E essa oposição permanece até hoje. Enquanto na totalidade dos países europeus existem democracias, a Rússia tem um regime autocrático, onde Putin se apresenta como uma versão atualizada do czar e os oligarcas são a versão moderna dos senhores feudais, que até têm exércitos privados (como acontecia com Prigozhin).

Perante isto, é impossível dizer que a Europa ‘marginalizou’ a Rússia. A Rússia é que se marginalizou a si própria. Talvez pela sua enorme extensão, precisa de ter um Estado forte, centralizado e implacável nos seus processos.

Diga-se que, depois da implosão da URSS, o tal sonho de uma Rússia europeia existiu em responsáveis do lado de cá e do lado de lá da velha cortina de ferro.

Acredito que Gorbatchov e outros adeptos da Perestroika estivessem interessados nisso.
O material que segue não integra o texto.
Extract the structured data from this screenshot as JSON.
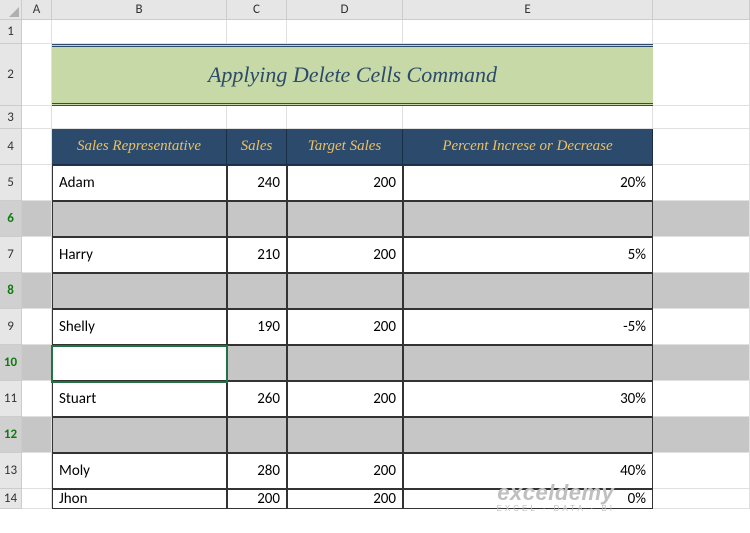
{
  "columns": [
    "A",
    "B",
    "C",
    "D",
    "E"
  ],
  "row_numbers": [
    1,
    2,
    3,
    4,
    5,
    6,
    7,
    8,
    9,
    10,
    11,
    12,
    13,
    14
  ],
  "title": "Applying Delete Cells Command",
  "headers": {
    "rep": "Sales Representative",
    "sales": "Sales",
    "target": "Target Sales",
    "percent": "Percent Increse or Decrease"
  },
  "chart_data": {
    "type": "table",
    "columns": [
      "Sales Representative",
      "Sales",
      "Target Sales",
      "Percent Increse or Decrease"
    ],
    "rows": [
      {
        "rep": "Adam",
        "sales": 240,
        "target": 200,
        "percent": "20%"
      },
      {
        "rep": "Harry",
        "sales": 210,
        "target": 200,
        "percent": "5%"
      },
      {
        "rep": "Shelly",
        "sales": 190,
        "target": 200,
        "percent": "-5%"
      },
      {
        "rep": "Stuart",
        "sales": 260,
        "target": 200,
        "percent": "30%"
      },
      {
        "rep": "Moly",
        "sales": 280,
        "target": 200,
        "percent": "40%"
      },
      {
        "rep": "Jhon",
        "sales": 200,
        "target": 200,
        "percent": "0%"
      }
    ]
  },
  "selected_rows": [
    6,
    8,
    10,
    12
  ],
  "active_cell": "B10",
  "watermark": {
    "main": "exceldemy",
    "sub": "EXCEL · DATA · BI"
  }
}
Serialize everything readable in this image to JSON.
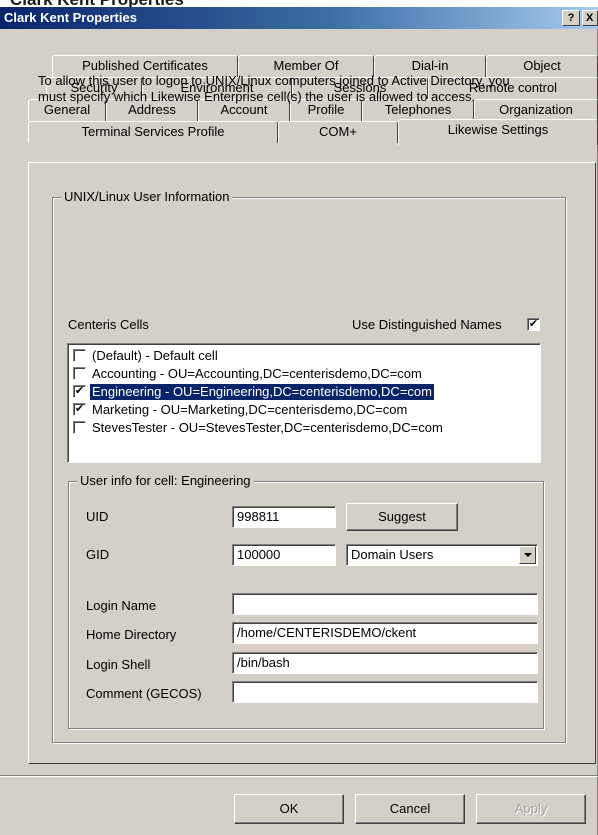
{
  "top_strip_text": "Clark Kent Properties",
  "window": {
    "title": "Clark Kent Properties",
    "help_btn": "?",
    "close_btn": "X"
  },
  "tabs": {
    "row1": [
      "Published Certificates",
      "Member Of",
      "Dial-in",
      "Object"
    ],
    "row2": [
      "Security",
      "Environment",
      "Sessions",
      "Remote control"
    ],
    "row3": [
      "General",
      "Address",
      "Account",
      "Profile",
      "Telephones",
      "Organization"
    ],
    "row4": [
      "Terminal Services Profile",
      "COM+",
      "Likewise Settings"
    ],
    "active": "Likewise Settings"
  },
  "unix_group": {
    "title": "UNIX/Linux User Information",
    "description": "To allow this user to logon to UNIX/Linux computers joined to Active Directory, you must specify which Likewise Enterprise cell(s) the user is allowed to access."
  },
  "cells": {
    "label": "Centeris Cells",
    "use_dn_label": "Use Distinguished Names",
    "use_dn_checked": true,
    "items": [
      {
        "text": "(Default) - Default cell",
        "checked": false,
        "selected": false
      },
      {
        "text": "Accounting - OU=Accounting,DC=centerisdemo,DC=com",
        "checked": false,
        "selected": false
      },
      {
        "text": "Engineering - OU=Engineering,DC=centerisdemo,DC=com",
        "checked": true,
        "selected": true
      },
      {
        "text": "Marketing - OU=Marketing,DC=centerisdemo,DC=com",
        "checked": true,
        "selected": false
      },
      {
        "text": "StevesTester - OU=StevesTester,DC=centerisdemo,DC=com",
        "checked": false,
        "selected": false
      }
    ]
  },
  "user_info": {
    "title": "User info for cell: Engineering",
    "uid_label": "UID",
    "uid_value": "998811",
    "suggest_label": "Suggest",
    "gid_label": "GID",
    "gid_value": "100000",
    "group_select": "Domain Users",
    "login_name_label": "Login Name",
    "login_name_value": "",
    "home_dir_label": "Home Directory",
    "home_dir_value": "/home/CENTERISDEMO/ckent",
    "login_shell_label": "Login Shell",
    "login_shell_value": "/bin/bash",
    "comment_label": "Comment (GECOS)",
    "comment_value": ""
  },
  "buttons": {
    "ok": "OK",
    "cancel": "Cancel",
    "apply": "Apply"
  }
}
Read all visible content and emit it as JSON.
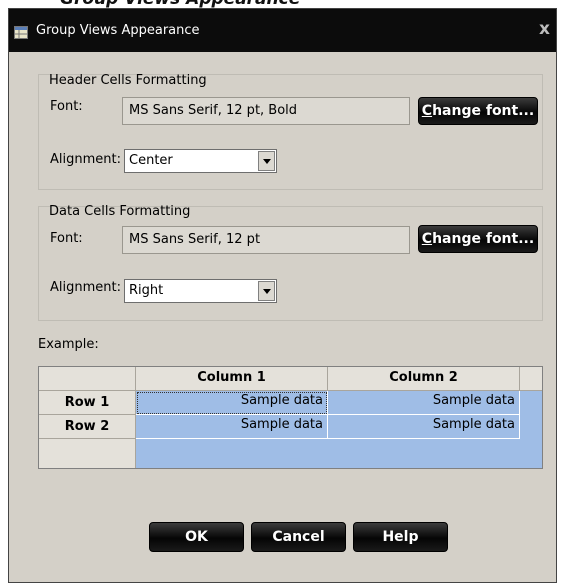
{
  "background_caption": "Group Views Appearance",
  "window": {
    "title": "Group Views Appearance",
    "icon": "table-icon",
    "close_glyph": "x"
  },
  "header_group": {
    "title": "Header Cells Formatting",
    "font_label": "Font:",
    "font_value": "MS Sans Serif, 12 pt, Bold",
    "change_font_accel": "C",
    "change_font_rest": "hange font...",
    "alignment_label": "Alignment:",
    "alignment_value": "Center"
  },
  "data_group": {
    "title": "Data Cells Formatting",
    "font_label": "Font:",
    "font_value": "MS Sans Serif, 12 pt",
    "change_font_accel": "C",
    "change_font_rest": "hange font...",
    "alignment_label": "Alignment:",
    "alignment_value": "Right"
  },
  "example": {
    "label": "Example:",
    "columns": [
      "Column 1",
      "Column 2"
    ],
    "rows": [
      {
        "header": "Row 1",
        "cells": [
          "Sample data",
          "Sample data"
        ]
      },
      {
        "header": "Row 2",
        "cells": [
          "Sample data",
          "Sample data"
        ]
      }
    ]
  },
  "buttons": {
    "ok": "OK",
    "cancel": "Cancel",
    "help": "Help"
  },
  "colors": {
    "titlebar": "#0c0c0c",
    "dialog_bg": "#d4d0c8",
    "selection_blue": "#9fbde6",
    "button_black": "#0a0a0a"
  }
}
E na Europa ocidental também houve não só quem acreditasse nessa ideia mas estendesse a mão à Rússia. Vários dirigentes ocidentais, a começar por Merkel, admitiram que ia iniciar-se uma nova era nas relações entre a Rússia e a Europa. Que, finalmente, as duas iriam ser uma só. Construiu-se e pôs-se a funcionar o Nord Stream 1, e depois surgiu o Nord Stream 2, que representavam uma grande manifestação de confiança no regime russo – pois, na prática, tornavam o Ocidente dependente da energia da Rússia. Se os russos fechassem a torneira, a Europa pararia. Que melhor manifestação de confiança poderia haver? E chegou mesmo a falar-se da entrada da Rússia para a União Europeia e até – imagine-se – da sua entrada na NATO!

Mas a Rússia não estava interessada nisso. Não queria ser parte da Europa. Queria manter-se de mãos livres, como uma potência imperialista. Como o prova a invasão da Ucrânia.

Não foi a Europa que repeliu a Rússia – foi a Rússia que se excluiu, reconstituindo uma nova cortina de ferro. Putin não se cansa de dizer que não está em guerra com a Ucrânia e que o conflito é «entre a Rússia e o Ocidente».

Àqueles que ainda acreditam numa ‘Europa do Atlântico aos Urais’, eu aconselho que meditem nos últimos séculos da História. A História da Rússia do tempo dos czares, do tempo do comunismo, deste tempo de Putin, é a história de um país fechado sobre si próprio e cioso das suas fronteiras imperiais – que ainda tenta reconstituir –, e nada interessado numa fusão com a Europa Ocidental. Cujas instituições e valores, aliás, repudia.